A victim of severe asthma in 1861, Grollier found his journeying arduous. His superiors therefore gave him some associates and offered to send him to a less demanding post, but he refused to leave his neophytes. He stated that he would not become a burden on the mission, since “missionaries do not have long illnesses.” The poverty and lack of comfort of these missions imposed great privations. At Fort Good Hope Father Grollier lived in a house measuring 22 by 18 ft, which served as church, parlour, dining room, kitchen, and sleeping quarters.
In the Mackenzie River region the HBC agents did not look favourably on Catholics, but they were usually courteous and hospitable. However, Grollier, a man of great energy, severe on himself, and little inclined to moderation, was given a cold reception by certain company agents at Peel River in September 1860: they refused to give him lodging and food. In Grollier’s eyes, it was the Anglican missionaries who were the enemy, from whom the Indians, pagan or Catholic, should be protected. Yet, in a way typical of religious attitudes in the 19th century, the Anglicans were scarcely better disposed towards him.

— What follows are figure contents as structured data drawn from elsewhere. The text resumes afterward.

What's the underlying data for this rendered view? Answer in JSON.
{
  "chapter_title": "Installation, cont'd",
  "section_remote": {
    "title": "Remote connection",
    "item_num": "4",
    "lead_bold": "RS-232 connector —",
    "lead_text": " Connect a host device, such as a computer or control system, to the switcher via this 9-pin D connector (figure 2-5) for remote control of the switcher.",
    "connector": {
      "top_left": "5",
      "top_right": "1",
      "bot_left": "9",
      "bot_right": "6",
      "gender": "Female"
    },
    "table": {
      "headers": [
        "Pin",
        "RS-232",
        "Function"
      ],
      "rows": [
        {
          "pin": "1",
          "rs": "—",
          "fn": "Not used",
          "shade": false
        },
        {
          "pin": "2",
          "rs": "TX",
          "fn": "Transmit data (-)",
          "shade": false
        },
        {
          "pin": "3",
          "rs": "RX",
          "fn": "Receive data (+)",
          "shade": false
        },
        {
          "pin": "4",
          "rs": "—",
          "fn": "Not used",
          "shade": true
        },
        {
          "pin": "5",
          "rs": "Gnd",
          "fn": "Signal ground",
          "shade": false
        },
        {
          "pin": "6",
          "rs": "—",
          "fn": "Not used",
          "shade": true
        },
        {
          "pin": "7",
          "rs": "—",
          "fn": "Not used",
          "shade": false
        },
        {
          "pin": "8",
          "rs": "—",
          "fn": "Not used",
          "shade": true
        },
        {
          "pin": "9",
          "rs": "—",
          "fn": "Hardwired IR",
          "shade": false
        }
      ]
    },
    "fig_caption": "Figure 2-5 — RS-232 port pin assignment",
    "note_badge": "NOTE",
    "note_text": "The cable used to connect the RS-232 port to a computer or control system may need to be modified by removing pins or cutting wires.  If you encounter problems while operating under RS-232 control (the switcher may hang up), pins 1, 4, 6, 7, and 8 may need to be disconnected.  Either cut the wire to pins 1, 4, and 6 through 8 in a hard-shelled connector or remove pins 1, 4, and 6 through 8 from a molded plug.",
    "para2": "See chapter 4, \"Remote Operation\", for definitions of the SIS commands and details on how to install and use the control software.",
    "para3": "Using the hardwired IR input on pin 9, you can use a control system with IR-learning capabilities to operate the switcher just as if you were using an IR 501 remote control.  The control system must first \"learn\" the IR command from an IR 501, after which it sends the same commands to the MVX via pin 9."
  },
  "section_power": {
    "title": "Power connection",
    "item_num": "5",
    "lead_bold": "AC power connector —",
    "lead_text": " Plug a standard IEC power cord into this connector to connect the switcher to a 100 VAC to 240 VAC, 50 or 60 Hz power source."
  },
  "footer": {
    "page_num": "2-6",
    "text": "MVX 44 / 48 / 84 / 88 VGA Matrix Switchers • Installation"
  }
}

As the first Catholic missionary to meet the Inuit of the northwest, Grollier was delighted to learn, in 1862, that his demands had resulted in the creation of the apostolic vicariate of Athabasca, of which Bishop Henri Faraud* became the incumbent. Two years later Grollier died and in accordance with his wishes was buried between two Indians in the cemetery of the Fort Good Hope mission.
Archives de l’archevêché de Saint-Boniface (Man.), Correspondance de l’archevêché (mfm. at AHO); Alexandre Taché, Notes sur l’établissement de la mission d’Athabaska (mfm. at AHO). Archives départementales de l’Hérault (Montpellier), État civil, Montpellier, 30 mars 1826. Archives générales O.M.I. (Rome), Dossier Pierre-Henri Grollier (mfm. at AHO); histoire de la mission de Notre-Dame-des-Sept-Douleurs établie au fond du lac Athabasca (mfm. at AHO). Archives provinciales O.M.I. (Edmonton), Dossier Grollier (mfm. at AHO). Notices nécrologiques des O.M.I., I, 169–76. P.-J.-B. Duchaussois, Aux glaces polaires; Indiens et Esquimaux (Lyon, France, ), 384–95. Herman Klingler, Conquérants sans terre, l’aventure des missionnaires, Pierre Chambard, trad. (Tours, France, 1956), 189–203. Morice, Hist. de l’Église catholique, II, 29, 50, 55, 66, 98, 103, 116, 118, 156, 172, 179, 184; III, 258. Gaston Carrière, “Fondation et développement des missions catholiques dans la Terre de Rupert et les Territoires du Nord-Ouest (1845–1861),” Revue de l’université d’Ottawa, XLI (1971), 397–127; “Glorieux centenaire d’un grand missionnaire, le père Henri Grollier, o.m.i.,” La Bannière de Marie-Immaculée (Ottawa), LXXII (1964), 40–44.